Thursday, January 14, 2016
THE PULP CALENDAR: January 14
It's rare to see this sort of close-up on a 1930s pulp cover, though they became more commonplace a decade later, particular in Adventure and the later larger-sized Argosy. William Foster-Harris, the author of the cover story, was billed without his first name, apparently on the assumption that his hyphenated last name counted for two already. A western specialist overall, he was known best to Argosy readers as the author of a comedy series about a Mr. Weeble, a milquetoast type who always ended up with the upper hand. This week Foster-Harris was overshadowed by Edgar Rice Burroughs, who contributes part two of The Synthetic Men of Mars.

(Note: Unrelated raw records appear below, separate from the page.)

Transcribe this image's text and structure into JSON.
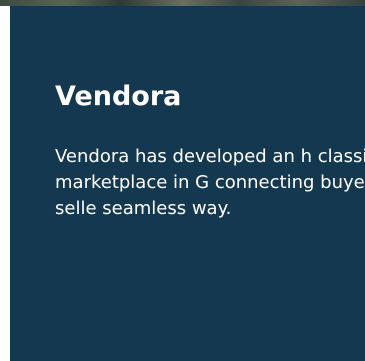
{
  "card": {
    "title": "Vendora",
    "description": "Vendora has developed an h classifieds marketplace in G connecting buyers and selle seamless way."
  },
  "colors": {
    "card_background": "#14384f",
    "text": "#ffffff"
  }
}
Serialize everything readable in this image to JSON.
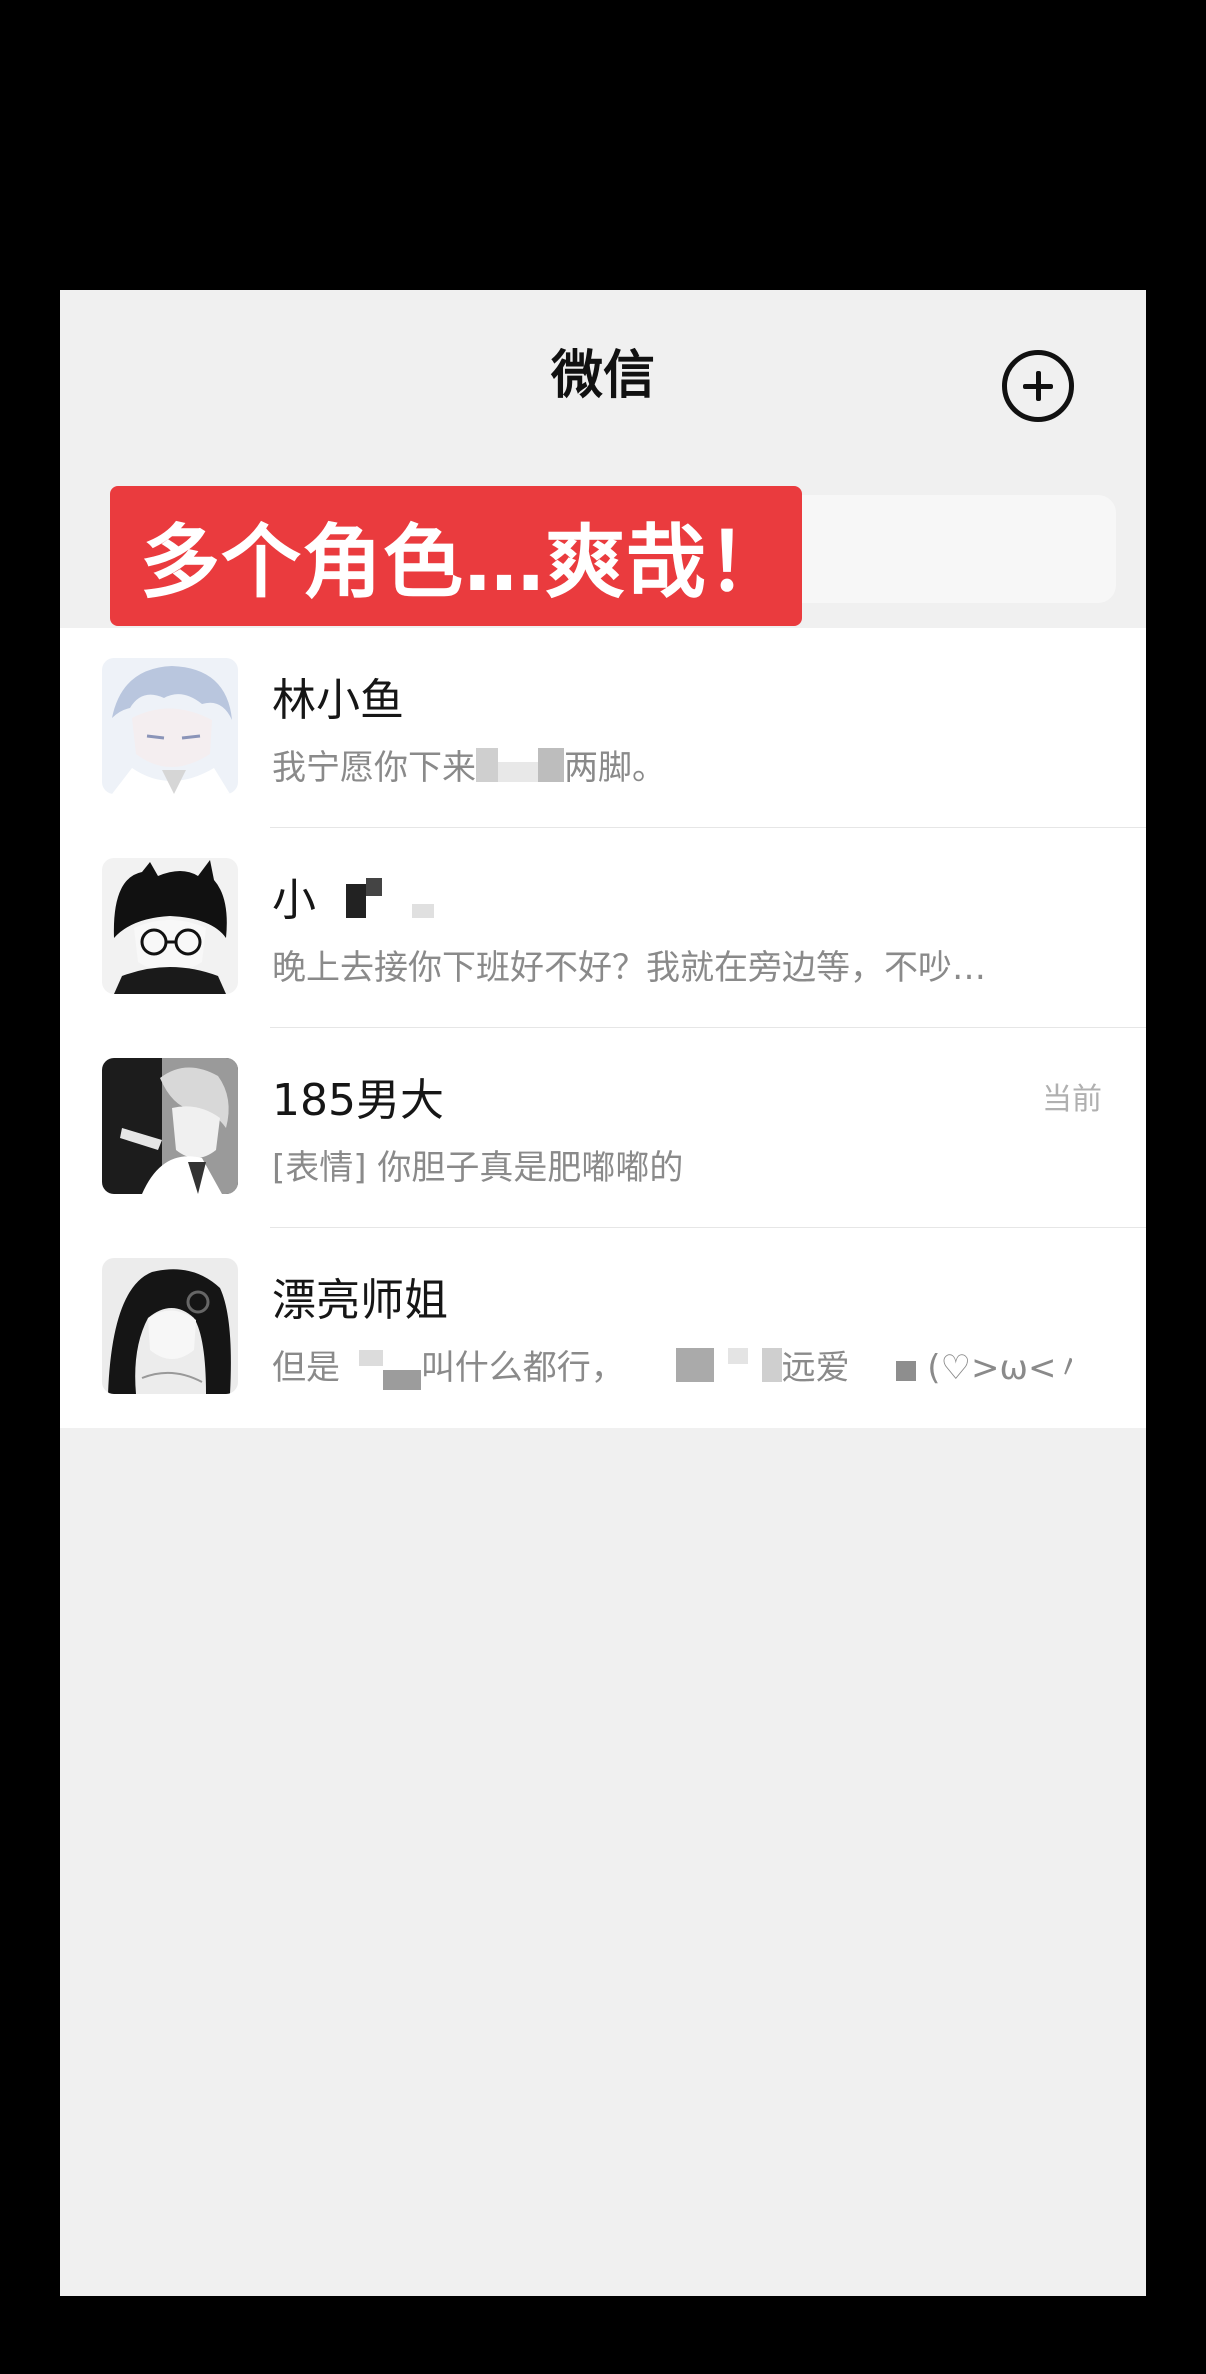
{
  "header": {
    "title": "微信",
    "add_icon": "plus-circle-icon"
  },
  "banner": {
    "text": "多个角色…爽哉！"
  },
  "chats": [
    {
      "name": "林小鱼",
      "preview_start": "我宁愿你下来",
      "preview_end": "两脚。",
      "time": ""
    },
    {
      "name": "小",
      "preview": "晚上去接你下班好不好？我就在旁边等，不吵…",
      "time": ""
    },
    {
      "name": "185男大",
      "preview": "[表情] 你胆子真是肥嘟嘟的",
      "time": "当前"
    },
    {
      "name": "漂亮师姐",
      "preview_a": "但是",
      "preview_b": "叫什么都行，",
      "preview_c": "远爱",
      "preview_d": "(♡>ω<〃)",
      "time": ""
    }
  ]
}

That serial inspired a writer to the "Argonotes" letter column later in 1939 to suggest that Burroughs belonged in a psychopathic ward. Overshadowing perhaps even Burroughs today is an author starting a serial without getting the cover. This was a sort of slight to Cornell Woolrich, soon to become a legend of literary noir. But The Eye of Doom is less a true serial than a series of stand-alone stories linked by a common object passing from person to person, in this case a stolen Indian jewel. Rounding out this issue are a Johnston McCulley serial chapter, a boxing novella by Eustace Cockrell, a short story by Charles Tenney Jackson, probably about his series character Mase McKay, a sea story by Captain [A. E.] Dingle, and a short story by the possibly pseudonymous Odgers T. Gurnee, of whom I know and have read nothing. Emmett Watson did the cover. Burroughs and Woolrich together probably drive up the price of this issue, but apart from Woolrich, for whom Eye of Doom is lesser stuff, it doesn't have the talent that would make me pay for it.